Banking giant HSBC won a legal bid today to clear out anti-capitalist protesters from a public space below the bank's Asian headquarters in Hong Kong.
A judge ruled that the activists must leave by 9pm on August 27.
Occupy protesters have been living under the bank's headquarters since October last year, when protesters in Hong Kong joined others around the world in demonstrating against corporate excess and economic inequality.
About a dozen activists are still living in the large open space on the ground floor of the HSBC building which was occupied by more than 200 protesters at the height of the movement.
The activists have made themselves at home by setting up tents, tables, sofas and chairs, bookcases, lamps and gas cookers.
They have outlasted many other Occupy encampments around the world that have been shut down by authorities and their members have vowed not to budge.

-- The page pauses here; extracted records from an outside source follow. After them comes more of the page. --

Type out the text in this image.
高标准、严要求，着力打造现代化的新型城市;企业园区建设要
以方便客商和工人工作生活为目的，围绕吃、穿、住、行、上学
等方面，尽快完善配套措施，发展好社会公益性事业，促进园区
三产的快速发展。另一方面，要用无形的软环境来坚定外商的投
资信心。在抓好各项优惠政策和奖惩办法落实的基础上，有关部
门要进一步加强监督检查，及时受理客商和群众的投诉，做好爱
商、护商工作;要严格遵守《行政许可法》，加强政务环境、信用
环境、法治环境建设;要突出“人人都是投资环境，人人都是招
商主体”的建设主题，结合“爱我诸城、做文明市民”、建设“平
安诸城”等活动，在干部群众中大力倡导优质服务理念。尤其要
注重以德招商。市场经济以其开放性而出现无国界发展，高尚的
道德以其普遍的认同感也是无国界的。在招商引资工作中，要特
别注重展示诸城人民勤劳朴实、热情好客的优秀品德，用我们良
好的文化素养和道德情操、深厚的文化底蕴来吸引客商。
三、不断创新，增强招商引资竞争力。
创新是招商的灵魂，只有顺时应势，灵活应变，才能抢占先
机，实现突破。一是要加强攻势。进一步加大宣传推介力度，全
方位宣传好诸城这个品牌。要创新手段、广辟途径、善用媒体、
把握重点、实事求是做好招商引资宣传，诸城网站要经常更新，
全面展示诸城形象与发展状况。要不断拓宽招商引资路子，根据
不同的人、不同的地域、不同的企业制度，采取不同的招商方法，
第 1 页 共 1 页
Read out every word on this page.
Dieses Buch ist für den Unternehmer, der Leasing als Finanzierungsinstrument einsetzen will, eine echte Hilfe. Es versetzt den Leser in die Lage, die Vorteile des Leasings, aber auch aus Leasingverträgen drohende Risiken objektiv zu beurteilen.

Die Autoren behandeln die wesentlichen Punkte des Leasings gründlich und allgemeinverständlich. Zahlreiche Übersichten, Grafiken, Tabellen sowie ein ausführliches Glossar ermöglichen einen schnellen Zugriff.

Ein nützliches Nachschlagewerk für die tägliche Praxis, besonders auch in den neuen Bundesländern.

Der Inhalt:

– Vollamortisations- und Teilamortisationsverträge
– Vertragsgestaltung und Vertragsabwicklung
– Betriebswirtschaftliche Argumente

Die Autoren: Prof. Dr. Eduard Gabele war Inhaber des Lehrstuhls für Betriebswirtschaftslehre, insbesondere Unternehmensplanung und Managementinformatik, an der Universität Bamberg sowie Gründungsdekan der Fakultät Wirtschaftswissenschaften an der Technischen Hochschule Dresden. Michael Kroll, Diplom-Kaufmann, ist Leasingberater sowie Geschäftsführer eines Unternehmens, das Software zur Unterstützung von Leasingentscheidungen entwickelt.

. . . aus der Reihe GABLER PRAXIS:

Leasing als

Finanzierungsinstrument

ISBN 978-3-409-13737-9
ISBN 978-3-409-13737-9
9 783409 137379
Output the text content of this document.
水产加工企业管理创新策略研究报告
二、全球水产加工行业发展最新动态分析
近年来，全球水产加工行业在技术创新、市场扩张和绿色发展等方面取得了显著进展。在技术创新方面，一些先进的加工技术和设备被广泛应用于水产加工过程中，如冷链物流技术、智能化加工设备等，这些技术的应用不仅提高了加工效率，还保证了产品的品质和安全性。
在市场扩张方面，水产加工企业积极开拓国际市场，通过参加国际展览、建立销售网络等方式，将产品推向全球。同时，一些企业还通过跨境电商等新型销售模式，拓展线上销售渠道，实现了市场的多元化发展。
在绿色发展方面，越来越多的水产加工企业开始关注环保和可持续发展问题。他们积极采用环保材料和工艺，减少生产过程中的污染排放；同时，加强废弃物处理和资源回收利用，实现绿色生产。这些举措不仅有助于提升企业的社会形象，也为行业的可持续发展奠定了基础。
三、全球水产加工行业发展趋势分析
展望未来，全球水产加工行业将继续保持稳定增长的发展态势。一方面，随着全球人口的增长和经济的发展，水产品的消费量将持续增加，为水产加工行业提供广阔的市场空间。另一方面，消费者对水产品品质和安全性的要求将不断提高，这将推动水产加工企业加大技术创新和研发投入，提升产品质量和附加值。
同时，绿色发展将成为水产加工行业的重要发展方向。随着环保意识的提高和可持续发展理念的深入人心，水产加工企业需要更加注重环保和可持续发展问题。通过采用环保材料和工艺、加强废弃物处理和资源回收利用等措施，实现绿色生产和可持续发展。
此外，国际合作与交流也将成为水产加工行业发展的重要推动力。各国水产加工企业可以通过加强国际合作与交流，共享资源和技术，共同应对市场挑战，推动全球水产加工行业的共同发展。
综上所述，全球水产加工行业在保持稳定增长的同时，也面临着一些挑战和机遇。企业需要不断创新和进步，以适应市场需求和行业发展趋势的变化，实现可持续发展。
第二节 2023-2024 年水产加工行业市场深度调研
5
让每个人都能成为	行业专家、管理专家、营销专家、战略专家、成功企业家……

"We've never asked for permission from the law, we've never asked for permission from the courts, we've never asked for permission from HSBC," said Occupy activist Nin Chan.
"From the very beginning we've never recognised these authorities as legitimate."
While HSBC owns the land, it's legally designated as a public passageway.
The judge ruled that the activists' use of the space goes beyond the land's designated use.
"We welcome the court ruling, and we look forward to the occupiers following the court order," said optimistic HSBC spokesman Gareth Hewett.